O movimento àquela hora da noite era bem intenso na rua principal do centro da cidade. As casas noturnas estavam abertas, os bares e lanchonetes também. Geralmente as pessoas saíam da festa e depois iam comer alguma coisa.
- Está com fome? – Perguntei.
- Pastel? – ela riu – Não, não vou comer pastel e dormir com você. Aliás, aposto que você até virgem é.
- Tenho cara de virgem?
- Tem.
- Uau! Isso é bom. Mas não sou. Não que isso importe.
- Eu sou. Por isso não aceitei dormir com o paraguaio. E também não vou dormir com você, caso esteja pensando nisto. E se tentar alguma coisa no ponto de ônibus, eu gritarei para todo mundo ouvir. E eu tenho um canivete na bolsa. E sei usá-lo.
Não, ela não era doida. Ela era mais que doida.
- Não quero dormir com você. Só estou tentando ser legal. Mas se não quiser, por mim tudo bem! – Abri os braços, parando no meio da rua, temendo pela minha própria vida ao lado daquela mulher que portava um canivete e achava que todo mundo queria dormir com ela.
- Eu também não dormiria com você – ela foi enfática – Você não faz meu tipo.
- E... Qual é o seu tipo? Ou melhor, qual é o meu tipo, a ponto de não a interessar?
- Gosto de homens mais velhos, fortes, musculosos, com cabelos nas pernas e que sejam divertidos e curtam música. Se souber surfar então... Já subiu no meu conceito.
- Está me chamando de fraco? – Fiquei chocado.
- Você é muito novo... Nem tem dezoito! Posso até ser processada por abuso de menores. Você é fraco, não tem músculos e é puro osso. Duvido que tenha cabelos nas pernas. Não é divertido! Não gosta de música. Creio que saiba nem saiba o que é uma prancha.
- Mas que porra você está dizendo? Temos menos de um mês de diferença de idade. E... Eu tenho cabelos nas pernas. Prancha? – eu ri, de forma irônica – Coisa colorida que playboys usam para chamar a atenção de meninas pouco inteligentes e sem nada na cabeça.

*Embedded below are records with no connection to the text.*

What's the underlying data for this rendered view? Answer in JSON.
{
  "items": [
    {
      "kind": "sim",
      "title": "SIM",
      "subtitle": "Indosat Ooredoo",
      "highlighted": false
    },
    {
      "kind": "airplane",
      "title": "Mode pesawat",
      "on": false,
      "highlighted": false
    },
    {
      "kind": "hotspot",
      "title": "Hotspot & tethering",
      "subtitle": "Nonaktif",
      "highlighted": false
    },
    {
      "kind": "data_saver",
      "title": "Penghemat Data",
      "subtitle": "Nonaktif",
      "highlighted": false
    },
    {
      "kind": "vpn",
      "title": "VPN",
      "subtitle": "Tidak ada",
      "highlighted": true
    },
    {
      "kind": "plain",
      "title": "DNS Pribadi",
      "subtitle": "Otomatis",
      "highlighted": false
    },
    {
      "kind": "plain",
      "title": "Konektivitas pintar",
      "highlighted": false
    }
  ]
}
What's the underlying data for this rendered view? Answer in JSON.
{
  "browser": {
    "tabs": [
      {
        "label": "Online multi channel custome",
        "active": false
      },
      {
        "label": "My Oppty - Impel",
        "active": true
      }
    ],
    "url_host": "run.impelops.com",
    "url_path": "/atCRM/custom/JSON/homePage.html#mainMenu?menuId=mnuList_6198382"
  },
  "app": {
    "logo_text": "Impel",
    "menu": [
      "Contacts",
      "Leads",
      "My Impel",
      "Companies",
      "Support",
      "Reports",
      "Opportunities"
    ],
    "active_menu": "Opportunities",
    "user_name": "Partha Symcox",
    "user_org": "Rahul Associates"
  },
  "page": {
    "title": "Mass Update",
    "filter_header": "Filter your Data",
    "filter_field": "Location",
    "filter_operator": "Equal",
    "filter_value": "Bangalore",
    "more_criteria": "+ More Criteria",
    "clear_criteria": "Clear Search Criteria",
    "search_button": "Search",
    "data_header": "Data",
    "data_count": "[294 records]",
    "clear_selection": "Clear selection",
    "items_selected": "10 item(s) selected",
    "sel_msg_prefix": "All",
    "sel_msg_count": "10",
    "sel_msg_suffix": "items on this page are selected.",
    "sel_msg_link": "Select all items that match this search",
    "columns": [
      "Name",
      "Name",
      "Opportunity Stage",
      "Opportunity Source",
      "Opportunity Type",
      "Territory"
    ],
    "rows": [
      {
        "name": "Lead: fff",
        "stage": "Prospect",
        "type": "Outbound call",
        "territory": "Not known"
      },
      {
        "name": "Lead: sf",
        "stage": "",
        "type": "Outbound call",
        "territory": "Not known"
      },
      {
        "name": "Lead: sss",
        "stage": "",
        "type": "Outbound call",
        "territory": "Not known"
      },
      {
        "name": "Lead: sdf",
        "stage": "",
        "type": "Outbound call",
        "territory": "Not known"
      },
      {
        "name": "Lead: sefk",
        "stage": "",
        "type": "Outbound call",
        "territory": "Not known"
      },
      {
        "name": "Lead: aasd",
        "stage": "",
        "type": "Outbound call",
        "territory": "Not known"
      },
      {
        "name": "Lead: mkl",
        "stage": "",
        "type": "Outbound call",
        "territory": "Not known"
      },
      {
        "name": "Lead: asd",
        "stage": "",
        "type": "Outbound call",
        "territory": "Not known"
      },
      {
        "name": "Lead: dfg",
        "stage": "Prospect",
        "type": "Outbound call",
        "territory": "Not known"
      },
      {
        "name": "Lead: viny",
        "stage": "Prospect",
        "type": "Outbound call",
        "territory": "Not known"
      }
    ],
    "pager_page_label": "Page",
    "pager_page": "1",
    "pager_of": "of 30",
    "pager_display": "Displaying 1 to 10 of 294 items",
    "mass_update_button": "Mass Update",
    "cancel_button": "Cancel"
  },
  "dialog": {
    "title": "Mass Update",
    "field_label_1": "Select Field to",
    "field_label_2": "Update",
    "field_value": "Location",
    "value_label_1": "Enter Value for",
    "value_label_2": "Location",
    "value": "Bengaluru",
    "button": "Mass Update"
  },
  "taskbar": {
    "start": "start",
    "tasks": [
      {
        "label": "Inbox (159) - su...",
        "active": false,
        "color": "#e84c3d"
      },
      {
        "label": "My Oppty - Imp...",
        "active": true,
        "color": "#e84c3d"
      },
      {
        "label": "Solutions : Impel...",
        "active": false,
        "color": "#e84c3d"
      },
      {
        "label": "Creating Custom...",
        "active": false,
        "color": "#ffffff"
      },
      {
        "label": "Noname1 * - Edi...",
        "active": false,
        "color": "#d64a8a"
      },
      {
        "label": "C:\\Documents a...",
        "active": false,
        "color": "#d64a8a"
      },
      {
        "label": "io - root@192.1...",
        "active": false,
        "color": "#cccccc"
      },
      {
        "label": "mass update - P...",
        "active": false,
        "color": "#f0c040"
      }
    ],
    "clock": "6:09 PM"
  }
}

Dobramos a esquina e demos de frente com um casal, praticamente nos batendo.
- Anastácia? – Falei, com a voz quase não saindo, vendo-a abraçada no rapaz, um pouco mais alto que ela.
- Jason? – Clara falou, pegando minha mão e enlaçando nossos dedos.
- Clara? – O homem olhou para ela e depois para nossas mãos, com o semblante apavorado.
- Oi... Pedro. – Anastácia ficou completamente ruborizada.